Overview

The overall problem that SUNFISH is trying to face is the lack of infrastructure and technology allowing Public Sector Players to federate their private clouds. To date, legislative barriers often make it difficult to use many commercial technological solutions. For example, Public Sector Entities in many EU countries cannot have system administrators resident in non-EU countries.

SUNFISH will develop and integrate software enabling secure cloud federation as required by the Public Sector. The project will achieve this by meeting the specific challenges faced by the Maltese and Italian Ministries of Finance, as well as by the UK Regional Cyber Crime Units. Solutions developed will be exploited so as to be usable by other Public, and potentially also Private Sector, Players.

THE THREE USE CASES


MEF – Ministry of Economy and Finance – Italy
Online services for managing personnel salary accounts

Context

The DAG of the Italian Ministry of Economy and Finance (MEF) is in charge of the management of payroll functions for more than 1.5 million Italian Public Sector employees. Managing a payroll system requires accessing highly sensitive data (such as health, religious orientation, information on military missions abroad) from multiple Public and Private Entities.

Users’ needs

Due to the Italian privacy framework, some types of data must not be accessed in their original form by MEF. Instead, data must be pre-processed and encrypted by the data provider before being sent to MEF. In this case, MEF has to interface with different Entities in order to gather the required data in a secure and reserved manner. This raises cross-border confidential data propagation problems.

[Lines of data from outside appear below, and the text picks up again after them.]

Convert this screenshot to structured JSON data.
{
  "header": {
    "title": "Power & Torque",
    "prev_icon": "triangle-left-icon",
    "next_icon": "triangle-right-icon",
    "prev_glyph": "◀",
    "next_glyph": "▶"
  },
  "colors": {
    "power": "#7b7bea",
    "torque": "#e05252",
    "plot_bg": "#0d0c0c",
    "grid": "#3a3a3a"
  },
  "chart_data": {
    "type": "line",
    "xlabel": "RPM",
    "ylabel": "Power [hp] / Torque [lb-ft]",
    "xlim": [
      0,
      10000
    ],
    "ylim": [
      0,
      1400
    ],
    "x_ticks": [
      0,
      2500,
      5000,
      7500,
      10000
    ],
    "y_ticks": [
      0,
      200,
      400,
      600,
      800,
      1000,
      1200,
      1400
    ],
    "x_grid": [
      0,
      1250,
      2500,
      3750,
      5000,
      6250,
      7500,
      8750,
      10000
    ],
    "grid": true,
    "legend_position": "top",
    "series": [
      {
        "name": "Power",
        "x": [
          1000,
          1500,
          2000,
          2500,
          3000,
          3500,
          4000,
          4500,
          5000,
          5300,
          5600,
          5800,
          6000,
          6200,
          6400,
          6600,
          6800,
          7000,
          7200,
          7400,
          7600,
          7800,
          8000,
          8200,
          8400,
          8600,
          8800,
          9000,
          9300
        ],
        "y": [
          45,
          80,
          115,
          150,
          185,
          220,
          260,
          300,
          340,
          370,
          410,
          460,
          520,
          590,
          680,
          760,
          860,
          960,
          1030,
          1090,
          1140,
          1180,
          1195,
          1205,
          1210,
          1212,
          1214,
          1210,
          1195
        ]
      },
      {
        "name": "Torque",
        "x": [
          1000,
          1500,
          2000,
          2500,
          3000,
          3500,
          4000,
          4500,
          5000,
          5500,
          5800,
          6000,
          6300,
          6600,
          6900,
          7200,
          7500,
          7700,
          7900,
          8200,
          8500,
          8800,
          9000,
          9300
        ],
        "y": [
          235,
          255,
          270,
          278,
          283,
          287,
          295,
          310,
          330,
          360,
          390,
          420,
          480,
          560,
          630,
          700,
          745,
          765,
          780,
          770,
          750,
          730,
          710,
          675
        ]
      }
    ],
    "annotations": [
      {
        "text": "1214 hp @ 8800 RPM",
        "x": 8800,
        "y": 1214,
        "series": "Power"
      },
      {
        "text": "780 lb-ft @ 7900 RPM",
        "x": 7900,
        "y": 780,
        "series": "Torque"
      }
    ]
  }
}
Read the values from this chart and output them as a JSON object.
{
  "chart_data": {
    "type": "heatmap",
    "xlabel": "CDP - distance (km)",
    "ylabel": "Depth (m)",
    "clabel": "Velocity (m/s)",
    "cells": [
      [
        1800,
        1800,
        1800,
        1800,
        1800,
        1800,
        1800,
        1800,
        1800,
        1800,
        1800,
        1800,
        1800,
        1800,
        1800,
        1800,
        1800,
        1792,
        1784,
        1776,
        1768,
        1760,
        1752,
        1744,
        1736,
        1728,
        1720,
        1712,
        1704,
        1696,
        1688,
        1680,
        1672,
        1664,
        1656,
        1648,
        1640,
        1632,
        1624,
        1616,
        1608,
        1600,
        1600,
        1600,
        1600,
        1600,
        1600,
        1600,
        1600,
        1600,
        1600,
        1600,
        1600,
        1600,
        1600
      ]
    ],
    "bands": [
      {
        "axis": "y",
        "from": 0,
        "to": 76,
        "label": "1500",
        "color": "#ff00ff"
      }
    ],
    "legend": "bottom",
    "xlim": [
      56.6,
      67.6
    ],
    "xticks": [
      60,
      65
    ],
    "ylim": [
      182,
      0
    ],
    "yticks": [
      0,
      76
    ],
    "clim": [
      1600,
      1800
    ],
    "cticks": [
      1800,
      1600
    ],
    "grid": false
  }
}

How SUNFISH will address these needs

The SUNFISH framework will enable MEF to create and deploy a cloud application to perform credit checks while accommodating all the security requirements of relevant regulatory frameworks. The payroll application will interoperate with multiple data sources and will collect data about employees. It will leverage the SUNFISH framework to enforce data confidentially requirements.


MFIN – Tax Department – Ministry of Finance – Malta
Use of Public Cloud PaaS to host SaaS and/or to integrate with commercial SaaS solutions and MFIN own private cloud to provide data to MFIN, while ensuring data confidentiality, integrity and availability.

Context

The Taxation Departments within the Ministry of Finance requires taxpayers, employers, banks and other data providers to submit information to the Commissioner for Revenue. These are submitted via a website or via web services. Whilst medium sized or large companies have IT systems to generate and submit the information, the majority of small businesses still use the paper channel.

Users’ needs

Consequently the Tax Authorities are seeking to enable the small businesses to submit the required information by providing affordable solutions in the form of Software as a Service that help SMEs generate and submit the required information. The system will also be used to reduce the cost for the Tax Authorities to operate the systems that collect information from taxpayers.

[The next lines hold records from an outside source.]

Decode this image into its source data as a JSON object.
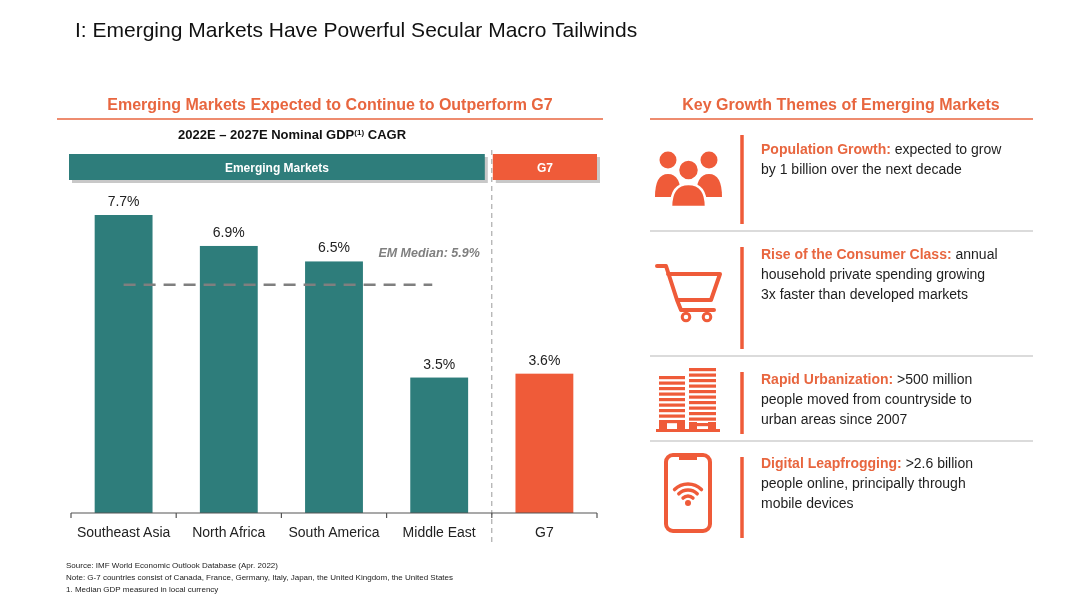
{
  "chart_data": [
    {
      "type": "bar",
      "title": "Emerging Markets Expected to Continue to Outperform G7",
      "subtitle": "2022E – 2027E Nominal GDP$^{(1)}$ CAGR",
      "categories": [
        "Southeast Asia",
        "North Africa",
        "South America",
        "Middle East",
        "G7"
      ],
      "values": [
        7.7,
        6.9,
        6.5,
        3.5,
        3.6
      ],
      "colors": [
        "#2e7d7b",
        "#2e7d7b",
        "#2e7d7b",
        "#2e7d7b",
        "#ef5b39"
      ],
      "value_labels": [
        "7.7%",
        "6.9%",
        "6.5%",
        "3.5%",
        "3.6%"
      ],
      "ref_lines": [
        {
          "axis": "y",
          "value": 5.9,
          "label": "EM Median: 5.9%",
          "color": "#7f7f7f",
          "line_style": "dashed"
        }
      ],
      "tick_labels": "x",
      "annotations": [
        "I: Emerging Markets Have Powerful Secular Macro Tailwinds",
        "Emerging Markets",
        "G7",
        "Source: IMF World Economic Outlook Database (Apr. 2022)",
        "Note: G-7 countries consist of Canada, France, Germany, Italy, Japan, the United Kingdom, the United States",
        "1. Median GDP measured in local currency"
      ]
    },
    {
      "type": "other",
      "title": "Key Growth Themes of Emerging Markets",
      "annotations": [
        "Population Growth: expected to grow by 1 billion over the next decade",
        "Rise of the Consumer Class: annual household private spending growing 3x faster than developed markets",
        "Rapid Urbanization: >500 million people moved from countryside to urban areas since 2007",
        "Digital Leapfrogging: >2.6 billion people online, principally through mobile devices"
      ]
    }
  ]
}
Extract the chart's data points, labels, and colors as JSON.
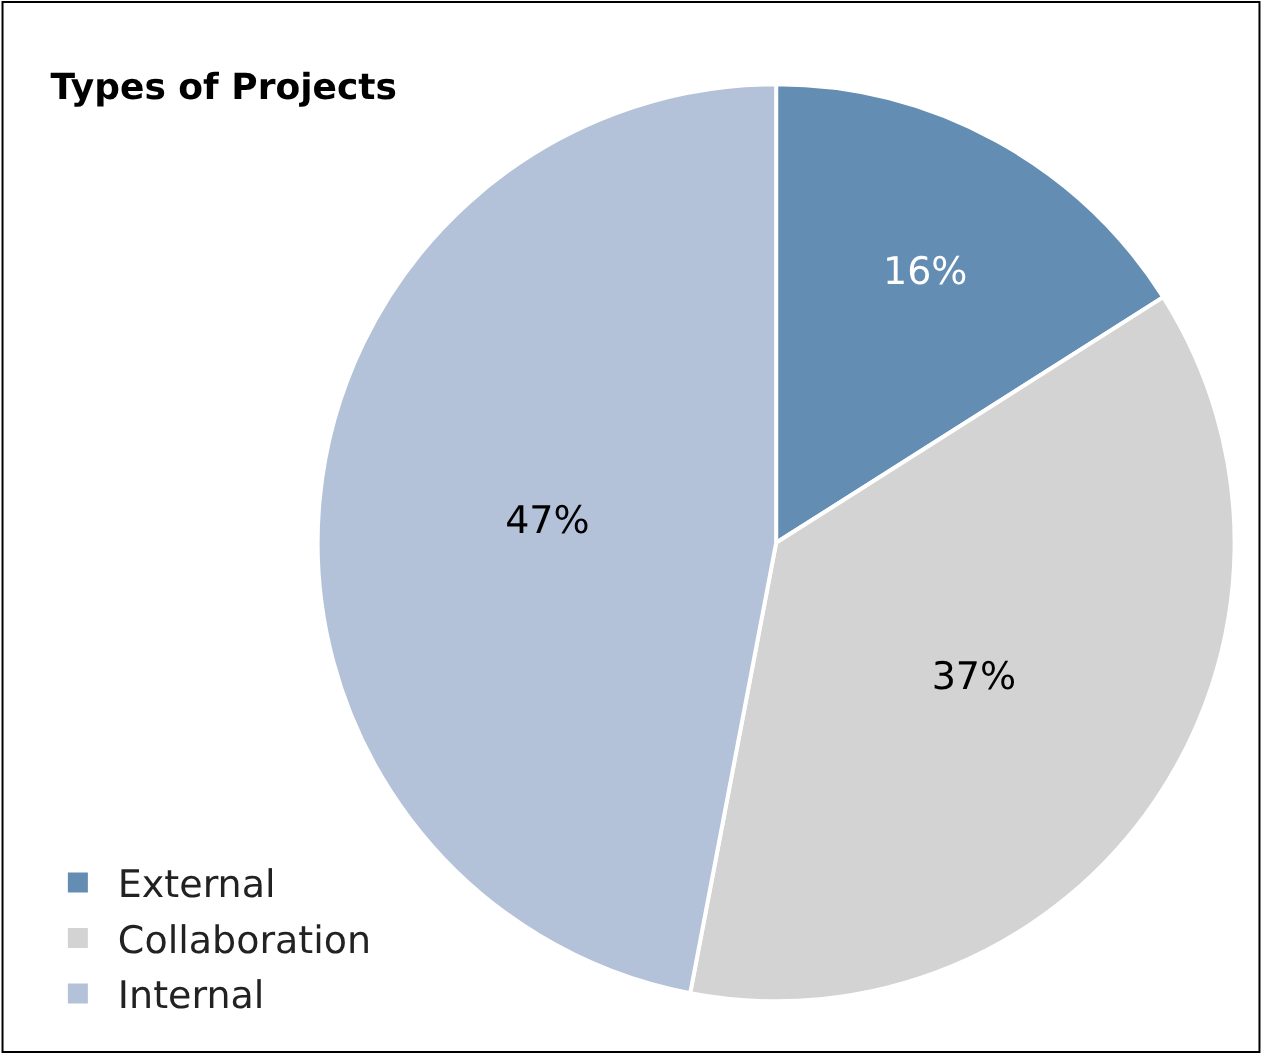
{
  "chart_data": {
    "type": "pie",
    "title": "Types of Projects",
    "categories": [
      "External",
      "Collaboration",
      "Internal"
    ],
    "values": [
      16,
      37,
      47
    ],
    "value_labels": [
      "16%",
      "37%",
      "47%"
    ],
    "colors": [
      "#648db3",
      "#d3d3d3",
      "#b3c2d9"
    ],
    "legend": "bottom left"
  }
}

How SUNFISH will address these needs

Processing of data in an efficient and effective manner; Manage a large number of data providers via web; Manage different workloads according to the tax and business cycles; Ensure the confidentiality, integrity and availability of data which is stored and processed on a public cloud infrastructure; Provide opportunities to share computing resources between public cloud and MFIN private cloud.


SEROCU
Secure Cloud Storage for Data

Context

SEROCU is the regional unit for the South East (covering Kent, Sussex, Surrey, Hampshire, and Thames Valley), and is a component of the South East Regional Organised Crime Unit. Besides its regional role, it also operates on a national level as required to assist the National Cyber Crime Unit (NCCU) to investigate and prosecute offenders based in Europe and those beyond European borders.

Users’ needs

There is a current need to ensure the efficient and secure reception, supply, and storage of intelligence/data between the regional units, local policing forces, and governmental departments (e.g., NCA and GCHQ). As it stands, the storage of data is localised to each department, i.e., the data for the regional units is held separate from each other.

How SUNFISH will address these needs

Ideally, the solution resides in a federation of private clouds exactly as the one envisioned in the SUNFISH framework. This would allow them to reap the cost, usability and connectivity benefits of the cloud, whilst sharing the infrastructure safely and reliably between many different Government and Policing agencies.